Tribunal Administratif de Rouen — Décision N° TA76-2203877

mardi 28 février 2023

JuridictionTribunal Administratif de Rouen
SectionTribunal Administratif de Rouen
N° DossierTA76-2203877
TypeDécision
RecoursExcès de pouvoir
PublicationC
Formation4 ème Chambre
Avocat requérantBIDAULT

Texte intégral

Vu la procédure suivante :

Par une requête et un mémoire, enregistrés le 26 septembre 2022 et le 17 novembre 2022, M. A C, représenté par Me Bidault, demande au tribunal :

1°) d'annuler l'arrêté du 23 août 2022 par lequel le préfet de la Seine-Maritime a refusé de lui délivrer un titre de séjour et l'a obligé à quitter le territoire français dans un délai de trente jours en fixant le pays de destination ;

2°) d'enjoindre au préfet de lui délivrer un titre de séjour portant la mention " vie privée et familiale ", dans un délai d'un mois à compter du jugement à intervenir sous astreinte de 100 euros par jour de retard ou, à titre subsidiaire, de procéder au réexamen de sa situation, dans un délai d'un mois, et de lui délivrer une autorisation provisoire de séjour, dans l'attente du réexamen sous la même astreinte ;

3°) de mettre à la charge de l'Etat une somme de 1 500 euros à verser à son conseil en application de l'article 37 de la loi du 10 juillet 1991, ladite condamnation valant renonciation au versement de l'aide juridictionnelle, ou, à titre subsidiaire, à lui verser directement au titre de l'article L. 761-1 du code de justice administrative.

Il soutient que :

- la décision portant refus de séjour est insuffisamment motivée ;

- le préfet n'a pas suivi le sens de l'avis de la commission du titre de séjour ;

- la décision est entachée d'un défaut d'examen de sa situation ;

- elle méconnaît les articles L. 435-1 et L. 423-23 du code de l'entrée et du séjour des étrangers et du droit d'asile ;

- elle méconnaît l'article 8 de la convention de sauvegarde des droits de l'homme et des libertés fondamentales et est entachée d'une erreur manifeste d'appréciation ;

- la décision portant obligation de quitter le territoire français est illégale du fait de l'illégalité de la décision portant refus de séjour ;

- elle méconnaît l'article 8 de la convention de sauvegarde des droits de l'homme et des libertés fondamentales ;

- elle est entachée d'une erreur manifeste d'appréciation ;

- la décision fixant le pays de renvoi est illégale du fait de l'annulation de la décision portant obligation de quitter le territoire français.
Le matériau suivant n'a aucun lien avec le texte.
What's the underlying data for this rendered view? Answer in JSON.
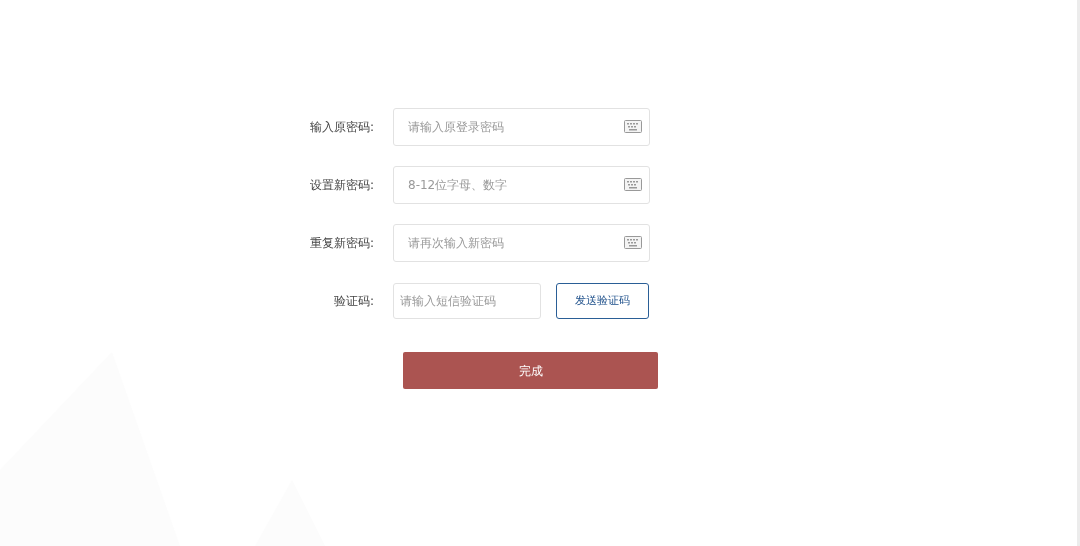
{
  "password_fields": [
    {
      "label": "输入原密码:",
      "placeholder": "请输入原登录密码"
    },
    {
      "label": "设置新密码:",
      "placeholder": "8-12位字母、数字"
    },
    {
      "label": "重复新密码:",
      "placeholder": "请再次输入新密码"
    }
  ],
  "verification": {
    "label": "验证码:",
    "placeholder": "请输入短信验证码",
    "send_button": "发送验证码"
  },
  "submit_button": "完成"
}
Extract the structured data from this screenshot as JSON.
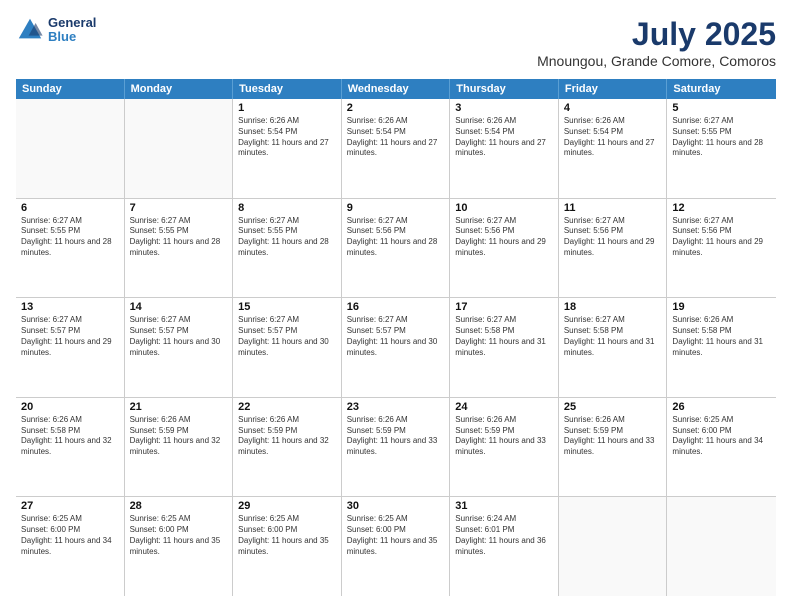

Par un mémoire en défense, enregistré le 3 octobre 2022, le préfet de la Seine-Maritime conclut au rejet de la requête au motif qu'aucun des moyens de la requête n'est fondé.

M. C a été admis au bénéfice de l'aide juridictionnelle totale par une décision du 5 octobre 2022.

Vu les autres pièces du dossier.

Vu :

- la convention de sauvegarde des droits de l'homme et des libertés fondamentales ;

- le code de l'entrée et du séjour des étrangers et du droit d'asile ;

- le code des relations entre le public et l'administration ;

- la loi n° 91-647 du 10 juillet 1991 relative à l'aide juridique ;

- le décret n° 2020-1717 du 28 décembre 2020 portant application de la loi n° 91-647 du 10 juillet 1991 relative à l'aide juridique ;

- le code de justice administrative.

Les parties ont été régulièrement averties du jour de l'audience.

La présidente de la formation de jugement a dispensé la rapporteure publique, sur sa proposition, de prononcer des conclusions à l'audience.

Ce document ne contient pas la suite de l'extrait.